The present disclosure relates to analog-to-digital (A/D) converters, and more particularly to improvement in throughput of A/D converters.
With recent development of a ubiquitous technology, a radio technology, a high-speed interface technology, etc., there is an urgent need to achieve high performance of A/D converters which convert analog voltage information to a digital value. However, although large-scale integration devices (LSIs) are miniaturized, it is still difficult to improve performance of A/D converters because analog circuits in LSIs generally do not obey Moore's law. To achieve high performance, A/D converters are arranged in parallel and interleave control is performed on a plurality of A/D converters. Such arrangement can improve the throughput of A/D conversion as a whole, even if an operation speed of a single A/D converter is relatively slow.
When paralleling A/D converters, timing skew of interleave control is a critical factor. Thus, the timing skew is digitally compensated for to improve accuracy of conversion. See, e.g., Manar El-Chammas and Boris Murmann, “A 12-GS/s 81-mW 5-bit Time-Interleaved Flash ADC with Background Timing Skew Calibration,” 2010 Symposium on VLSI Circuits/Technical Digest of Technical Papers, pp. 157-158; and Chun-Cheng Huang, Chung-Yi Wang, and Jieh-Tsorng Wu, “A CMOS 6-Bit 16-GS/s Time-Interleaved ADC with Digital Background Calibration,” 2010 Symposium on VLSI Circuits/Technical Digest of Technical Papers, pp. 159-160.
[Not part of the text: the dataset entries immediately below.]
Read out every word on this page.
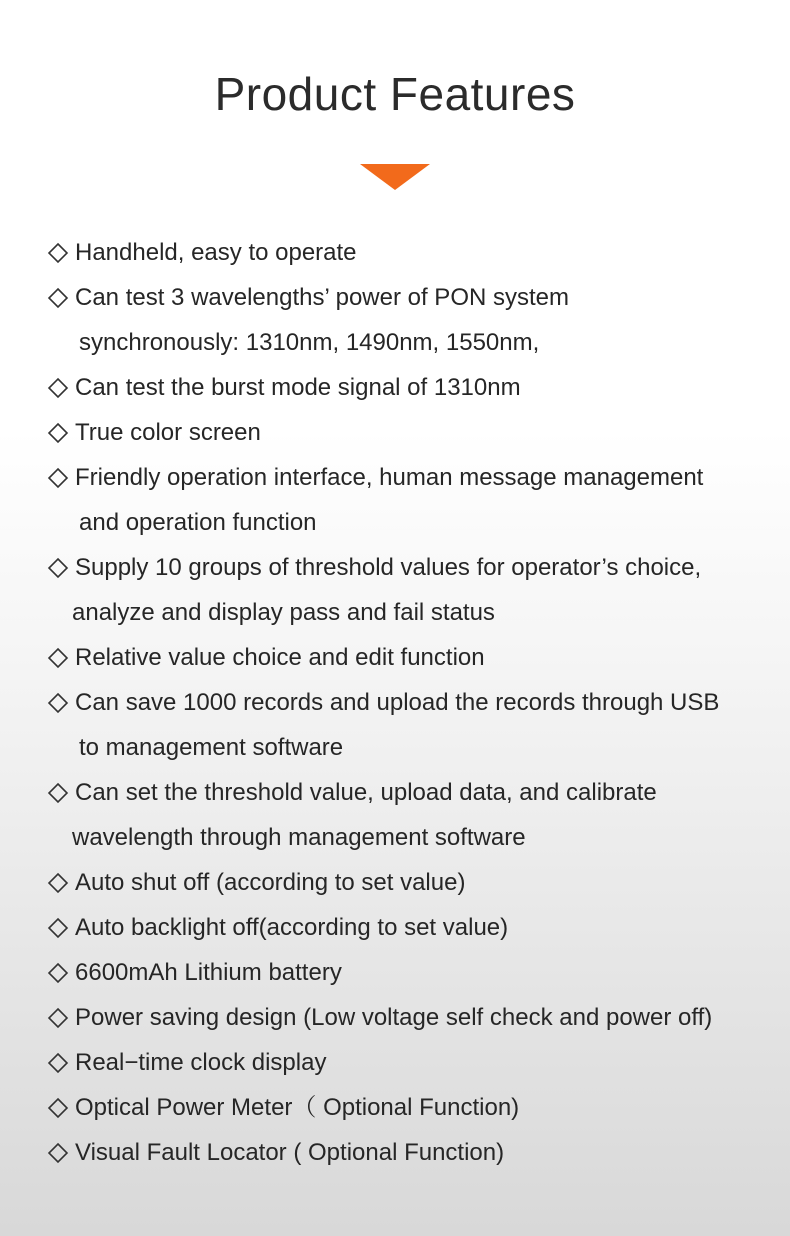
Product Features
Handheld, easy to operate
Can test 3 wavelengths’ power of PON system
synchronously: 1310nm, 1490nm, 1550nm,
Can test the burst mode signal of 1310nm
True color screen
Friendly operation interface, human message management
and operation function
Supply 10 groups of threshold values for operator’s choice,
analyze and display pass and fail status
Relative value choice and edit function
Can save 1000 records and upload the records through USB
to management software
Can set the threshold value, upload data, and calibrate
wavelength through management software
Auto shut off (according to set value)
Auto backlight off(according to set value)
6600mAh Lithium battery
Power saving design (Low voltage self check and power off)
Real−time clock display
Optical Power Meter（ Optional Function)
Visual Fault Locator ( Optional Function)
A/D converters operating in parallel require a plurality of sample-and-hold circuits holding an analog voltage which is input to each of the A/D converters. Although high accuracy of these sample-and-hold circuits is required, it is difficult for them to hold an analog voltage with high accuracy when LSIs are further miniaturized or designed to operate at lower voltage levels. Unmatched characteristics of the sample-and-hold circuits in the A/D converters operating in parallel degrade conversion accuracy. Thus, although it is conceivable that the characteristic variations of the sample-and-hold circuits are digitally compensated for by each of the sample-and-hold circuits, it is extremely difficult to additionally compensate for variations of frequency characteristics. That is, characteristic variations of the analog circuits such as the sample-and-hold circuits are a bottleneck in improving performance of the A/D converters arranged in parallel.
Thus, there is a need for an A/D converter having high accuracy and high throughput irrespective of characteristic variations of analog circuits.